Kim İtiraz Ediyor?

93

Türkiye’nin bugün yaşadığı kanlı ortamın barış süreci denen soytarılıkların, anaların ağlamasın denen yüzsüzlüklerin sonucu olduğuna aklı başında kim itiraz ediyor?

Yani, aklını şeytana satmamış kim itiraz edebilir?

Dedik ki;

“şeytanla pazarlık yapılmaz!”

Bize, şeytan muamelesi yaptılar.

Dedik ki;

“Analar ağlamasın oyunu yapmayın, biz sizden daha çok bunu istiyoruz. Ama bu yaptığınız, teröre destektir.”

Bize, kandan beslenenler muamelesi yaptılar.

Gelinen nokta, barış süreci oyununun, analar ağlamasın tezgâhının sonucudur.

Bugün akan kandan, barış sürecine destek verenler, analar ağlamasın tezgâhının içinde olanlar sorumludur.

Zaten, her ŞEHİT cenazesinde, ŞEHİT yakınlarının KENDİLİKLERİNDEN gösterdikleri tepkiler, bu gerçeğin çok açık ifadesidir.

Artık, ŞEHİTLER adeta kaçırılarak defnedilmekte, gizlice defnetmek için özel gayretler saf edilmektedir.
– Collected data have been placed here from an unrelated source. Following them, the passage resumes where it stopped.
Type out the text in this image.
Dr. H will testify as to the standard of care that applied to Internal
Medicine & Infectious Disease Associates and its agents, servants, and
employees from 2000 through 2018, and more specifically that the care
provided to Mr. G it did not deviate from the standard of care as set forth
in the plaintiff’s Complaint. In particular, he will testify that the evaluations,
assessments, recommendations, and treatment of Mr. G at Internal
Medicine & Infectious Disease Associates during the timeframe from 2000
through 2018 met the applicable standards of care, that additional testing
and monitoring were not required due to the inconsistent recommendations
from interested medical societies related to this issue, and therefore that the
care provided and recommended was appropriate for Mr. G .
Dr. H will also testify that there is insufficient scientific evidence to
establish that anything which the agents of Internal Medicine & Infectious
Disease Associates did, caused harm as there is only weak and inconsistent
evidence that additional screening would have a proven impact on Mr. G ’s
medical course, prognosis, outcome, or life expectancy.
Ama güneş balçıkla sıvanmaz.

Bir de, tepkisini gösteren ŞEHİT yakınlarına hakaret modası başladı ki, bu durum, barış sürecine destek verme soytarılığından daha da şeytanî ve daha da vahim bir durumdur.

Tehdit de ayrı bir konu.

Nedir tehdit?

400 milletvekili verirseniz, bu işler biter.

Allah Allah!

Peki, şimdi neden bitmiyor?

400 vekil ile nasıl bitirmeyi düşünüyorsan, şimdi de aynı yöntemi kullanarak bitir.

Yani, 400 şantaj mı?

Kenan Evren’in ihtilal yapmak için işlerin olgunlaşmasını bekledik dediği gibi, daha çok kan dökülmesini mi bekliyorsunuz?

Madem, 400 alınınca bitecek, şimdi bu reçete ile neden bitirmiyorsunuz?

Daha çok ananın ağlamasını mı bekliyorsunuz?

400 alınınca bitirecek reçeteler şimdi neden devreye girmiyor?

400 ile başka hesaplar mı yapılmak düşünülüyor?

Ayrıca, şimdi hangi yetki eksik de, 400 alınınca yeni bir yetki olacak?

Bakın, bu gidişat, tahammül sınırlarını aşan bir gidişattır.

Her gün 3-5 tane ŞEHİT haberi insanımızın bütün sinirlerini yıpratmış ve insanımızı olağanüstü germiş bulunmaktadır.

Bir de, dün teröristlerle kucak kucağa oturanlar ve gazetelerde, televizyonlarda bu kucak kucağa oturanları alkışlayanlar, onlara sonsuz destek verenler, bugün kalkıp, terörist avcılığı yapmıyorlar mı, utanmadan, sıkılmadan…

Bu durum meseleleri gören ve anlayan insanımızı daha da germekte, sinirlerini yıpratmakta ve aklını başından almaktadır.

Bari edebinizle susun ve oturun. Bu kadar ikiyüzlülüğe, bu kadar düzenbazlığa ne kadar tahammül edilebilir?